The electric field-induced reduction of heat transfer from a rod-stabilized diffusion flame and a step-stabilized premixed flame was investigated. The fuel examined was propane. Inlet velocity for the diffusion mode was a nominal value of 3.4 m/s with nominal air/fuel ratios of 420, 320, and 270. Inlet velocities ranged from 4.5 to 9.9 m/s for the premixed mode with equivalence ratios of 0.65 to 1.03. Maximum applied voltages for the diffusion and premixed modes were 8.0 and 6.6 kVDC, respectively. The field was applied in a direction perpendicular to the flow.

Heat transfer amelioration was quantified using records of temperature versus downstream distance from the stabilizer acquired for the external surface of the heatloaded electrode which was exposed to the ambient environment. In addition, shadowgraphs and photographs were used to observe any alteration of flame position or of the bulk flowfield. These observations were used to investigate mechanisms potentially responsible for heat transfer reduction.

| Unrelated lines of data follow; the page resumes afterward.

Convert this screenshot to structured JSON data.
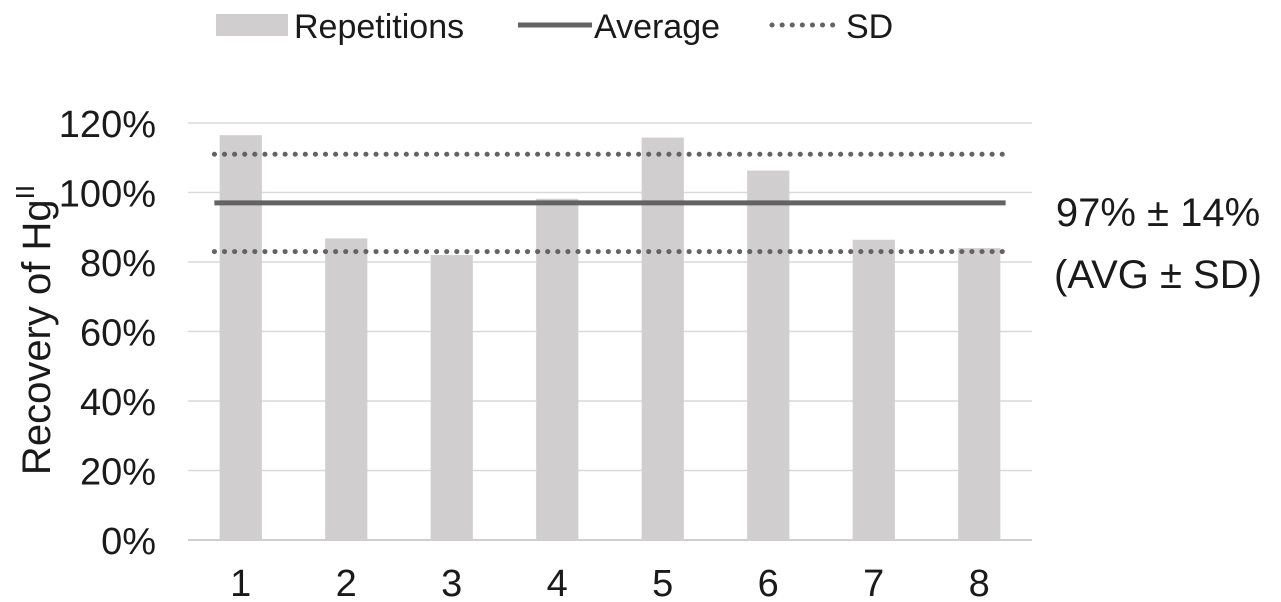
{
  "chart_data": {
    "type": "bar",
    "title": "",
    "xlabel": "",
    "ylabel": "Recovery of Hg",
    "ylabel_superscript": "II",
    "categories": [
      "1",
      "2",
      "3",
      "4",
      "5",
      "6",
      "7",
      "8"
    ],
    "series": [
      {
        "name": "Repetitions",
        "type": "bar",
        "color": "#d0cece",
        "values": [
          1.165,
          0.868,
          0.82,
          0.982,
          1.158,
          1.063,
          0.864,
          0.84
        ]
      }
    ],
    "reference_lines": [
      {
        "name": "Average",
        "value": 0.97,
        "style": "solid",
        "color": "#636363"
      },
      {
        "name": "SD",
        "values": [
          1.11,
          0.83
        ],
        "style": "dotted",
        "color": "#636363"
      }
    ],
    "ylim": [
      0,
      1.2
    ],
    "yticks": [
      "0%",
      "20%",
      "40%",
      "60%",
      "80%",
      "100%",
      "120%"
    ],
    "grid": true,
    "legend_position": "top",
    "legend": [
      "Repetitions",
      "Average",
      "SD"
    ],
    "annotation": {
      "line1": "97% ± 14%",
      "line2": "(AVG ± SD)"
    }
  }
}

The rod-stabilized diffusion mode displayed some field-induced reduction in heat transfer. Both bulk flow alteration and reduction in radiation (associated with soot) were concluded to be responsible. Flame impingement on the heat-loaded electrode was reduced by a field-induced increase in flow along the surface. Flame luminosity was reduced by the electric field (presumably due to a field-induced modification of soot production and/or destruction). This caused a reduction in radiative heat transfer.

No heat-transfer amelioration was noted for the premixed step-stabilized mode. This was attributed primarily to a geometry not accommodating to field-induced heat transfer reduction. Higher velocities and a lower presence of soot than the diffusion mode and problems associated with flame impingement on both electrodes (reduces maximum voltages and distorts field), also contributed to the negative result. Limited displacement of the luminous portion of the reaction zone was noted.